We continue to progress our relationship, we move in together, get engaged, eventually we get married (April 24th 2010), and even got to go on an amazing honeymoon. We were both so happy and nothing could bring us down. On October 22nd 2010 we got into a bad car accident and Jessica’s back wad injured pretty badly. She ended up losing her job and was in severe pain for months after the accident. Luckily we had good friends and family to help us through this tough time and we slowly recovered.

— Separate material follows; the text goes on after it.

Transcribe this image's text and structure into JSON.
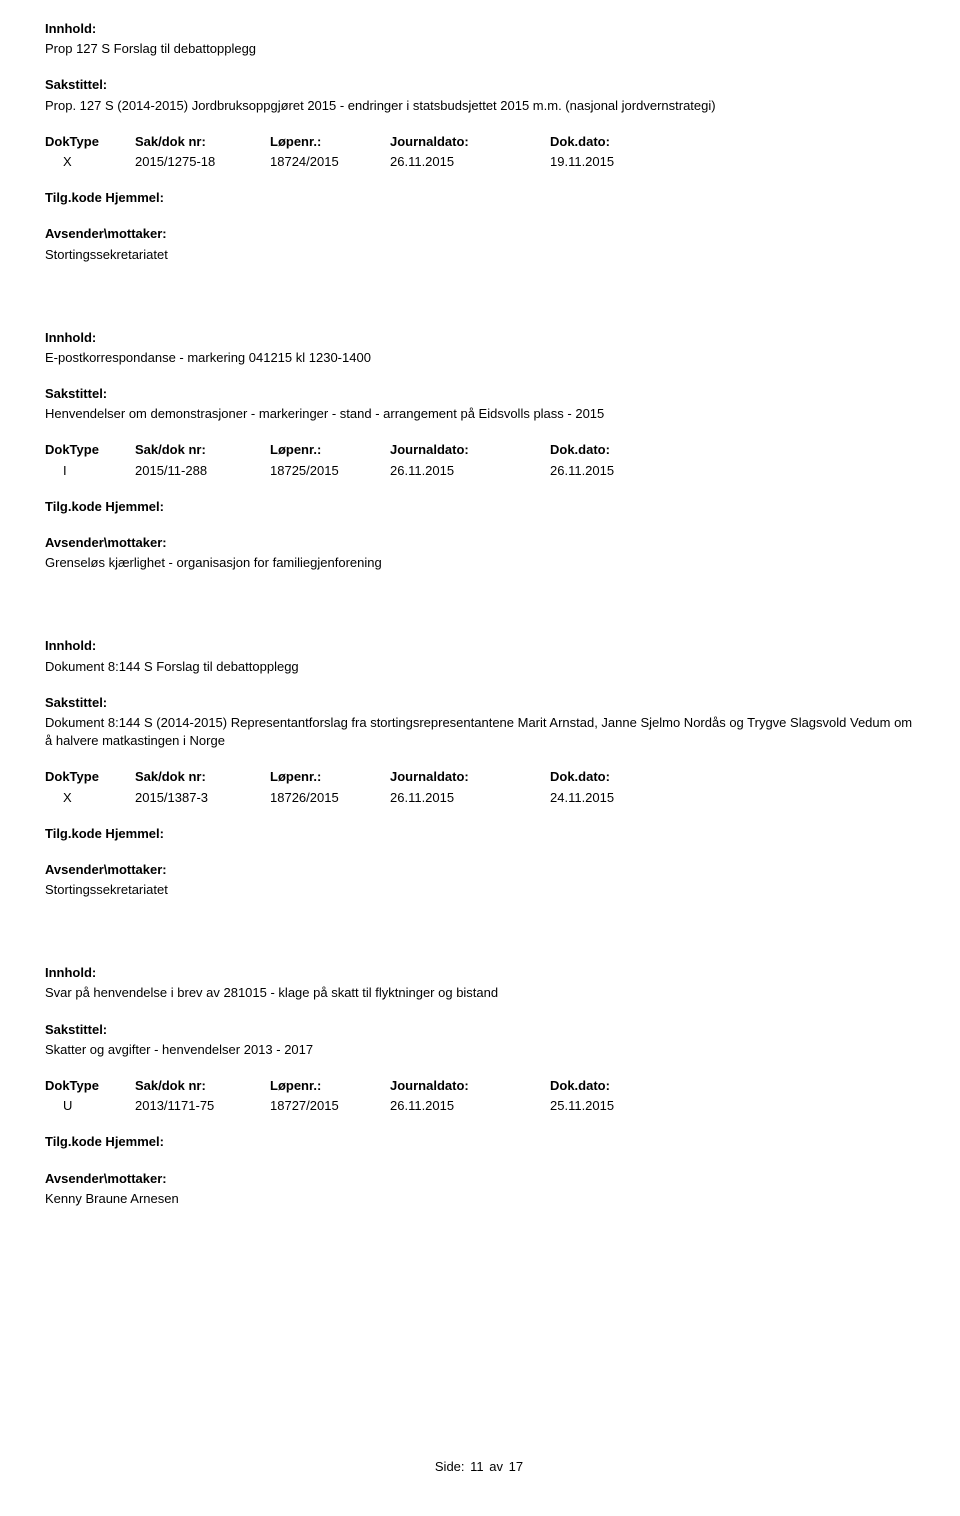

Jessica soon informed me that we were going to have a baby, and I have to admit I didn’t handle it very well. Let’s just say I was shocked and overwhelmed by the thought of being a father, a story for another day. Her pregnancy went very well and she seemed to have more energy than normal. We didn’t think too much of it at the time she just assumed that other women were just wusses and moved on about her day. It wasn’t until after Trey was born that we knew something was wrong. As each month passed she had less and less energy. One of her best friends passed away and she dove into it head first trying to do anything and everything she could to help out everyone that was affected. Needless to say it took a lot out of her. It wasn’t long after that, that she started dropping Trey’s bottles, then on November 3rd 2012 she woke up and went to stand up and fell down because she couldn’t feel her legs. After hours in the ER and in her hospital room we got answers, she had this thing called Multiple Sclerosis which I had heard of but knew nothing about. One Google search later and I was freaked out and didn’t know what to do, how can I make this better? You see at this point in our lives I had just agreed to take a new job in Beaumont. Everything was changing all at once and I felt like out lives were being ripped apart. Soon after Jessica was sent off to TIRR in Houston my stepmother Lisa passed away. Jessica wasn’t able to come to the funeral or be with the family. This took a toll on her because her normal roll is to be the rock, the person that gets things done, the person that is there. That experience was a good introduction into our new lives and how things had changed.
Fortunately for everyone Jessica isn't the type of person to let things get her down for long and soon she had gotten through her TIRR rehabilitation and was home. It was a bit of a rough transition, I had started a new job in Beaumont and we had packed and moved our old house while she was still at TIRR. She dove into as many support groups that she could join and was constantly reading, she somehow managed to remain positive during this whole ordeal. I don't know anyone that would have been able to handle all of the curve balls that she had been thrown and still be such a positive and upbeat person. She is truly someone that I admire, and I aspire to be more like her.
So much more has happened to us even since that point. Trey was diagnosed as autistic, and in December of 2015 she had another MS exacerbation that disabled her right leg and has forced her to rely on a power chair to get around. However, despite all of this she still remains positive, caring, and loving. Words can't describe how much I love this woman. She and Trey are why I get up every day ready to face the world. She is my strength my inspiration my life, my love.
It takes very strong people to get through the hurdles you two have faced and not give up. Not only with her health, but Autism is a battle all its own. It takes a lot of love and understanding between two people to come the distance you have! Be proud!